I wasn’t sure, at the beginning of this project, if I would go to Russia. Plenty of organisations were boycotting it at the time, and I attended several conferences from which Russian academics had been excluded. I understand the reasons for this, and even agree with them. I thought about it deeply before deciding that to write a book about Proto-Indo-European, I had to visit the lands where it was spoken and meet one of the leading experts on its speakers. The appalling fact of the war only made that more obvious: what happened there in the Bronze Age is relevant to what is happening there now.
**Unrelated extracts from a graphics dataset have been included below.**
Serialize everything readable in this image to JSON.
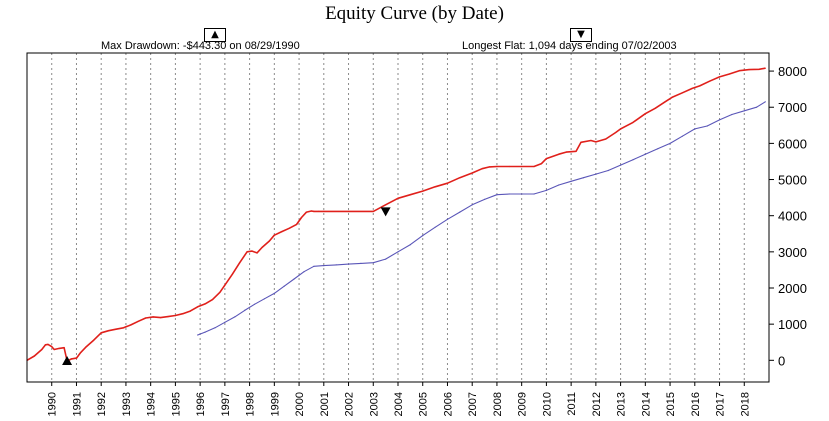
{
  "chart_data": {
    "type": "line",
    "title": "Equity Curve (by Date)",
    "xlabel": "",
    "ylabel": "",
    "x_tick_labels": [
      "1990",
      "1991",
      "1992",
      "1993",
      "1994",
      "1995",
      "1996",
      "1997",
      "1998",
      "1999",
      "2000",
      "2001",
      "2002",
      "2003",
      "2004",
      "2005",
      "2006",
      "2007",
      "2008",
      "2009",
      "2010",
      "2011",
      "2012",
      "2013",
      "2014",
      "2015",
      "2016",
      "2017",
      "2018"
    ],
    "y_tick_labels": [
      "0",
      "1000",
      "2000",
      "3000",
      "4000",
      "5000",
      "6000",
      "7000",
      "8000"
    ],
    "xlim": [
      1989.0,
      2019.0
    ],
    "ylim": [
      -600,
      8500
    ],
    "grid": "vertical-dotted",
    "y_axis_side": "right",
    "series": [
      {
        "color": "#e0201b",
        "x": [
          1989.0,
          1989.3,
          1989.6,
          1989.75,
          1989.85,
          1990.0,
          1990.1,
          1990.3,
          1990.5,
          1990.62,
          1990.8,
          1991.0,
          1991.15,
          1991.4,
          1991.7,
          1992.0,
          1992.3,
          1992.6,
          1992.9,
          1993.2,
          1993.5,
          1993.8,
          1994.1,
          1994.4,
          1994.7,
          1995.0,
          1995.3,
          1995.6,
          1995.9,
          1996.2,
          1996.5,
          1996.8,
          1997.0,
          1997.3,
          1997.6,
          1997.9,
          1998.1,
          1998.3,
          1998.5,
          1998.8,
          1999.0,
          1999.3,
          1999.6,
          1999.9,
          2000.1,
          2000.3,
          2000.5,
          2000.6,
          2000.8,
          2001.0,
          2002.0,
          2003.0,
          2003.5,
          2004.0,
          2004.5,
          2005.0,
          2005.5,
          2006.0,
          2006.5,
          2007.0,
          2007.4,
          2007.7,
          2008.0,
          2008.5,
          2009.0,
          2009.5,
          2009.8,
          2010.0,
          2010.5,
          2010.8,
          2011.2,
          2011.4,
          2011.8,
          2012.0,
          2012.4,
          2012.8,
          2013.0,
          2013.5,
          2014.0,
          2014.4,
          2014.8,
          2015.1,
          2015.5,
          2015.9,
          2016.2,
          2016.6,
          2017.0,
          2017.4,
          2017.8,
          2018.2,
          2018.6,
          2018.85
        ],
        "values": [
          0,
          120,
          300,
          430,
          440,
          380,
          300,
          330,
          350,
          -20,
          40,
          60,
          200,
          380,
          560,
          760,
          820,
          860,
          900,
          980,
          1080,
          1170,
          1200,
          1180,
          1210,
          1240,
          1290,
          1360,
          1480,
          1560,
          1680,
          1880,
          2080,
          2380,
          2700,
          3000,
          3020,
          2970,
          3120,
          3300,
          3460,
          3560,
          3650,
          3760,
          3950,
          4100,
          4130,
          4120,
          4120,
          4120,
          4120,
          4120,
          4300,
          4480,
          4580,
          4680,
          4800,
          4900,
          5050,
          5180,
          5300,
          5350,
          5360,
          5360,
          5360,
          5360,
          5440,
          5580,
          5700,
          5760,
          5780,
          6030,
          6080,
          6040,
          6120,
          6300,
          6400,
          6580,
          6820,
          6970,
          7150,
          7280,
          7400,
          7520,
          7590,
          7720,
          7840,
          7920,
          8010,
          8040,
          8050,
          8080
        ]
      },
      {
        "color": "#5a56b8",
        "x": [
          1995.9,
          1996.2,
          1996.6,
          1997.0,
          1997.4,
          1997.8,
          1998.2,
          1998.6,
          1999.0,
          1999.4,
          1999.8,
          2000.2,
          2000.6,
          2001.0,
          2001.5,
          2002.0,
          2002.5,
          2003.0,
          2003.5,
          2004.0,
          2004.5,
          2005.0,
          2005.5,
          2006.0,
          2006.5,
          2007.0,
          2007.5,
          2008.0,
          2008.5,
          2009.0,
          2009.5,
          2010.0,
          2010.5,
          2011.0,
          2011.5,
          2012.0,
          2012.5,
          2013.0,
          2013.5,
          2014.0,
          2014.5,
          2015.0,
          2015.5,
          2016.0,
          2016.5,
          2017.0,
          2017.5,
          2018.0,
          2018.5,
          2018.85
        ],
        "values": [
          700,
          780,
          900,
          1050,
          1200,
          1380,
          1550,
          1700,
          1850,
          2050,
          2250,
          2450,
          2600,
          2620,
          2640,
          2660,
          2680,
          2700,
          2800,
          3000,
          3200,
          3450,
          3680,
          3900,
          4100,
          4300,
          4450,
          4580,
          4600,
          4600,
          4600,
          4700,
          4850,
          4950,
          5050,
          5150,
          5250,
          5400,
          5550,
          5700,
          5850,
          6000,
          6200,
          6400,
          6480,
          6650,
          6800,
          6900,
          7000,
          7150
        ]
      }
    ],
    "annotations": {
      "max_drawdown": "Max Drawdown: -$443.30 on 08/29/1990",
      "drawdown_marker": "▲",
      "longest_flat": "Longest Flat: 1,094 days ending 07/02/2003",
      "flat_marker": "▼"
    },
    "marker_points": [
      {
        "x": 1990.62,
        "y": -20,
        "shape": "up-triangle"
      },
      {
        "x": 2003.5,
        "y": 4120,
        "shape": "down-triangle"
      }
    ]
  }
}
Needless to say it was not easy for a foreigner to travel in Russia in the summer of 2023, and without the indomitable Natalia Shishlina it would not have been possible. I would like to thank her and her sister Lilia, along with Vera Kuznetsova and her husband Andrey, Idris Idrisov, the rest of Natalia’s team in Remontnoye and the mayor of that village, Anatoly Petrovitch Pustovetov, for making my trip so productive and, frankly, unforgettable. As Vera knows, I discovered my own shibboleth in the southern Russian steppe. Ekaterina Boldyreva and Maria Alexandrenkova kindly showed me around the State History Museum in Moscow. Linguist Alexei Kassian of the Russian Presidential Academy of National Economy and Public Administration in Moscow went out of his way to help, though practicalities got in the way of our meeting.
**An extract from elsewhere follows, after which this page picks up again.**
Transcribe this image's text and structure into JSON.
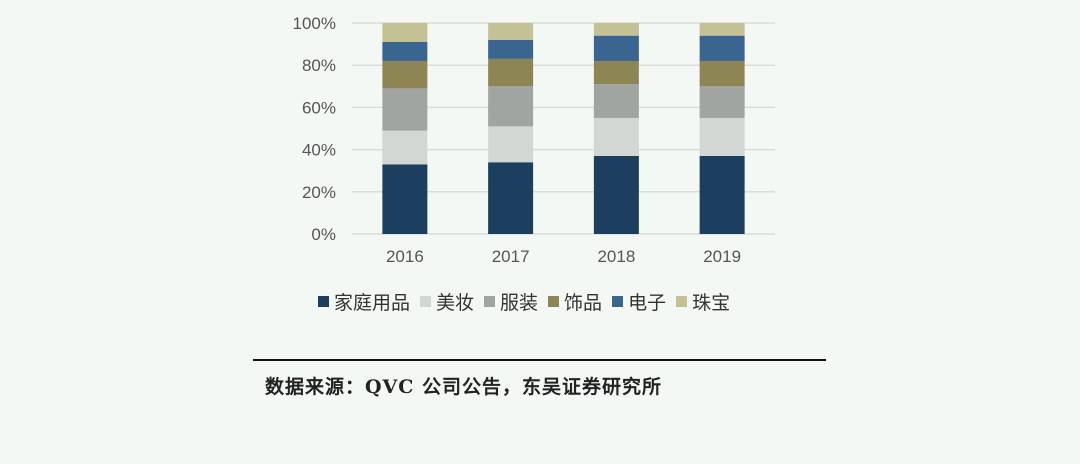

Guus Kroonen of Leiden University, one of the historical linguists and Indo-European experts who was quickest to embrace the ancient DNA revolution, patiently explained things to me on a number of occasions. Jay Jasanoff of Harvard University commented on sections of the book and dissected an extract from George Orwell’s 1984, even though I spelled his name wrong (I haven’t now). Birgit Olsen of the University of Copenhagen commented helpfully on another section, and included me in a memorable dinner she organised in Yerevan. David Anthony and Jim Mallory showed great intellectual generosity, given that they haven’t finished writing on this topic themselves. Alexey Nikitin answered my many questions in a faultlessly even-handed manner at a time of great personal distress, while the Russian regime waged war on the land of his birth.
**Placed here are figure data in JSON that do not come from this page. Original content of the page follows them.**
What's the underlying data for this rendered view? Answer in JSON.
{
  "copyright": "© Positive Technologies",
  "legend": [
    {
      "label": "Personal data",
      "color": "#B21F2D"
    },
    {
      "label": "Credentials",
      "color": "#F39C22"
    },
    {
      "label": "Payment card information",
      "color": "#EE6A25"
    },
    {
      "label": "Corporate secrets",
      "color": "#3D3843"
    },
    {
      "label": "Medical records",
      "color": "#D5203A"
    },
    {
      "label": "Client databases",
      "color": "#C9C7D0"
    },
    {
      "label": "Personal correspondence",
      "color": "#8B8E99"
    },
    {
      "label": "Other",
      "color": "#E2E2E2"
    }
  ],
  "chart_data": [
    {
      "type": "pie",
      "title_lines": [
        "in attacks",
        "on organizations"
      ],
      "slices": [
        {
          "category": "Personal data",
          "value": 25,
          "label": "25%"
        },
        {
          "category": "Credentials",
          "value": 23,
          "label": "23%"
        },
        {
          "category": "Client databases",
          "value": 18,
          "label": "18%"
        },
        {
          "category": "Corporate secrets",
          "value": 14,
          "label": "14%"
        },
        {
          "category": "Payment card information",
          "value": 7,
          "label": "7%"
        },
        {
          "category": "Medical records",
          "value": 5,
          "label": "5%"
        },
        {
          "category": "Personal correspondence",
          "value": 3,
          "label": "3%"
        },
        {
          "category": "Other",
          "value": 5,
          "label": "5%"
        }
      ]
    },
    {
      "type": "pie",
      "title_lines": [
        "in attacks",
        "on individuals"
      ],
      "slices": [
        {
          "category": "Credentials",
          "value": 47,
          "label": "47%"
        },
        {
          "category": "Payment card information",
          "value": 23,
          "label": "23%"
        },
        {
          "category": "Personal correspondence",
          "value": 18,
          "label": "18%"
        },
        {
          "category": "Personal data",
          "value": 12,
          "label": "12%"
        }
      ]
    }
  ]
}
Thanks go finally to my friends Sophie and Franck Fatalot, who offered me a place to write when my home was a building site, and to the village of Saint-Hippolyte-de-Caton, which offered me another. Thanks to my friends Kate and Ed Douglas for their advice and encouragement, especially to Kate who read a first draft and, with her expert storyteller’s eye, highlighted some retrospectively obvious room for improvement. Thanks to my agent, Will Francis, for being enthused by the idea from the start, though we hadn’t previously worked together, and to my excellent editors – especially Eva Hodgkin at William Collins – who helped turn it into a book, improving it again in the process. Last but by no means least, bottomless thanks to the majordomo, as the poets style him: my very own lionheart, Richard Frackowiak.